Tuesday 16 July 2019 12:12 pm

JP Morgan trumps expectations with 16 per cent rise in profits

JP Morgan Chase beat analyst estimates this afternoon after posting a double-digit rise in profit, bolstered by a tax windfall and higher net interest income.

America’s largest bank reported a 16 per cent rise in profit to $9.65bn (£7.7bn) today, or $2.82 per share, trumping Refinitiv estimates of $2.50 per share.

Read more: Citigroup starts Wall St earnings season by beating forecasts

Net income improvements helped shrug off woes at the firm’s trading division, which like many has been coming under pressure during the last 12 months.


However, the firm’s share price tumbled pre-trading after cutting its forecast for 2019 net interest income by $500m to $57.75bn, falling from a previous target of $58bn.

Revenue rose four per cent from a year earlier during the quarter, hitting $28.9bn.

Chairman and chief executive Jamie Dimon said: “We had a strong second quarter and first half of 2019, benefitting from our diversified global business model. We continue to see positive momentum with the US consumer – healthy confidence levels, solid job creation and rising wages – which are reflected in our consumer & community banking results.”

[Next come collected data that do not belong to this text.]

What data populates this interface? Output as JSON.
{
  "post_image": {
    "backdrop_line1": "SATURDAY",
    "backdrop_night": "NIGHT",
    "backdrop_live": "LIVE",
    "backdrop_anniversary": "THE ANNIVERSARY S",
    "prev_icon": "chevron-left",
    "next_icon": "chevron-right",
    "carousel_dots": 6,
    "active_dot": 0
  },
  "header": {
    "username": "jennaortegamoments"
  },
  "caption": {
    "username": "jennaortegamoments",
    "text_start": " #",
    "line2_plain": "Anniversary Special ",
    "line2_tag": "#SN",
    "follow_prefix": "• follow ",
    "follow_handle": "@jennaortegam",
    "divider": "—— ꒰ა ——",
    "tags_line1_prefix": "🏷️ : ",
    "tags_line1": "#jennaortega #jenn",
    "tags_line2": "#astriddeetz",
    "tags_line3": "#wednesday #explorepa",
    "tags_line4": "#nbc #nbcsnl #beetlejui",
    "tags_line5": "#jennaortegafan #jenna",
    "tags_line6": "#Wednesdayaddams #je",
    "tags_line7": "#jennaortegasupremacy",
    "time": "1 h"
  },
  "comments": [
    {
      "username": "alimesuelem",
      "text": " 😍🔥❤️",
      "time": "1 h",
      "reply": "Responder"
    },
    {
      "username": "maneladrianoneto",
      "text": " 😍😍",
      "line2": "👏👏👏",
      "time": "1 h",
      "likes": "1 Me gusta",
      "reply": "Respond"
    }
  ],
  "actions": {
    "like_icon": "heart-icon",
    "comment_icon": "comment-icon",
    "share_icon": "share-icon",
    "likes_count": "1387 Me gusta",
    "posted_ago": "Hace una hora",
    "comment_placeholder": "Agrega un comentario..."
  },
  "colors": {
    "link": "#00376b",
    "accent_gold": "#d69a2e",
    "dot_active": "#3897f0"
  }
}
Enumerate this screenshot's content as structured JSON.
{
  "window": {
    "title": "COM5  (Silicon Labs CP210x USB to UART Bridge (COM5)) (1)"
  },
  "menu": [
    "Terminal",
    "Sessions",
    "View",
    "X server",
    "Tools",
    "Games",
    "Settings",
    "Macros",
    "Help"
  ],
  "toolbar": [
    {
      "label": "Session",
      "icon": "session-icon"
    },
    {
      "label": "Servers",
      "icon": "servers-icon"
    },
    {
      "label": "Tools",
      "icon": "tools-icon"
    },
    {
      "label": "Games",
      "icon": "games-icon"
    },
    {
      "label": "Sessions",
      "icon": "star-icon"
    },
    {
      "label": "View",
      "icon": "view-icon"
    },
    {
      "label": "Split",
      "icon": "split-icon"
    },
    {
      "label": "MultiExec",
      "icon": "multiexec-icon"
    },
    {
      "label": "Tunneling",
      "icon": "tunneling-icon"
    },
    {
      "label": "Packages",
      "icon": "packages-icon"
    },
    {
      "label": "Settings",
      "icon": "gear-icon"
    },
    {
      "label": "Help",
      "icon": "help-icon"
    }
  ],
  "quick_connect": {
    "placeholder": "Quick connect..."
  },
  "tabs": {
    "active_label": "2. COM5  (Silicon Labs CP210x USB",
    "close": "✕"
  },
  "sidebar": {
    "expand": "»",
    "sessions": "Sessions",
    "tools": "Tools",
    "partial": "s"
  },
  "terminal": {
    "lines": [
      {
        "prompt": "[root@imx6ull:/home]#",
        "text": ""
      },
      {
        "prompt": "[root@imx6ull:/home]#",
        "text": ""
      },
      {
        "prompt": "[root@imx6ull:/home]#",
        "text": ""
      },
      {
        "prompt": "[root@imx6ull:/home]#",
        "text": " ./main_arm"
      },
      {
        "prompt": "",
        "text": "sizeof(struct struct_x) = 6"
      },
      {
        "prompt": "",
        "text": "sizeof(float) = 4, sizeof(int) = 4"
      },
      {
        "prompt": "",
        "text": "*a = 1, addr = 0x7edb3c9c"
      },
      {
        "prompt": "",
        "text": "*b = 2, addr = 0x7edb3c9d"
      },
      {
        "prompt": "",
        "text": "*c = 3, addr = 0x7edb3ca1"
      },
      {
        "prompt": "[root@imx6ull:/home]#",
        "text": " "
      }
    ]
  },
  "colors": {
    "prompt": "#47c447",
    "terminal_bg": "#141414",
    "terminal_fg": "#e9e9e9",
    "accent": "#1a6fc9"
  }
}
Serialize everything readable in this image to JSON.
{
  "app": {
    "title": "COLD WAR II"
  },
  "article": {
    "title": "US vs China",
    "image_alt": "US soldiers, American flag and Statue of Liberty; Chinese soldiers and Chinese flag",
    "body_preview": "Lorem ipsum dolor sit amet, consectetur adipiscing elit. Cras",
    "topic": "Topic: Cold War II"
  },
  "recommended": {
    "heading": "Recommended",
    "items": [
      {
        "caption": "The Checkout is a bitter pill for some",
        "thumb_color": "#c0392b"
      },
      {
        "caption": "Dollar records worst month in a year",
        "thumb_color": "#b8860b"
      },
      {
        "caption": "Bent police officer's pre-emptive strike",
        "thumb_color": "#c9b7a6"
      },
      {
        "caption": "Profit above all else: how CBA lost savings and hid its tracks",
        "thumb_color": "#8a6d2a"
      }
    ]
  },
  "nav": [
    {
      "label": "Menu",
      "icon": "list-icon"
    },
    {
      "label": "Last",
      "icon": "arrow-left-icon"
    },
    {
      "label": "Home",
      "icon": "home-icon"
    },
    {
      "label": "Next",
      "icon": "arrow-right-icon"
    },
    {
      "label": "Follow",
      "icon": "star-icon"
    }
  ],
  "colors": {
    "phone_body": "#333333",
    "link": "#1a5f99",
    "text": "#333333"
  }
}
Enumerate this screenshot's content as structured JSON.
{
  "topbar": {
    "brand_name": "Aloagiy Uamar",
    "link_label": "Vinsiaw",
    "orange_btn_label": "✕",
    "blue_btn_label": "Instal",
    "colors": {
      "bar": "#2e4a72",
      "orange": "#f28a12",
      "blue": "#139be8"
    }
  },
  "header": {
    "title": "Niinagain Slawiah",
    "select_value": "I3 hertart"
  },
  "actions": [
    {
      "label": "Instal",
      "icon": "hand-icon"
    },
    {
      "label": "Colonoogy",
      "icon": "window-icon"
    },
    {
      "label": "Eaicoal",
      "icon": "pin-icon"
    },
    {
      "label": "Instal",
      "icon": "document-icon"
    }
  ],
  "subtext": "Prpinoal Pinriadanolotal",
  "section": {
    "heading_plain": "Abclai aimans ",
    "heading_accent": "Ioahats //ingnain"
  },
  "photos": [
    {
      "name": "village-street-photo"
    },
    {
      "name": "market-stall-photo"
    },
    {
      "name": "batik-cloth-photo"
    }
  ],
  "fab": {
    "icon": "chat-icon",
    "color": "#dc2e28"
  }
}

He added: “In the corporate & investment bank, markets performance was relatively steady on slightly lower client volume, probably due to slightly higher global macroeconomic and geopolitical uncertainties. Treasury services and securities services demonstrated good organic growth despite headwinds from rates.”

The lender is one of three megabanks posting quarterly earnings today, with Goldman Sachs and Wells Fargo also set to report to the market.

On Monday Citigroup kicked off earnings season by beating analyst estimates for profit expectations, bolstered by gains from a listing of electronic bond trading platform Tradeweb.

Yet despite solid profit growth, weak trading revenues and squeezed lending margins casted a cloud over the group.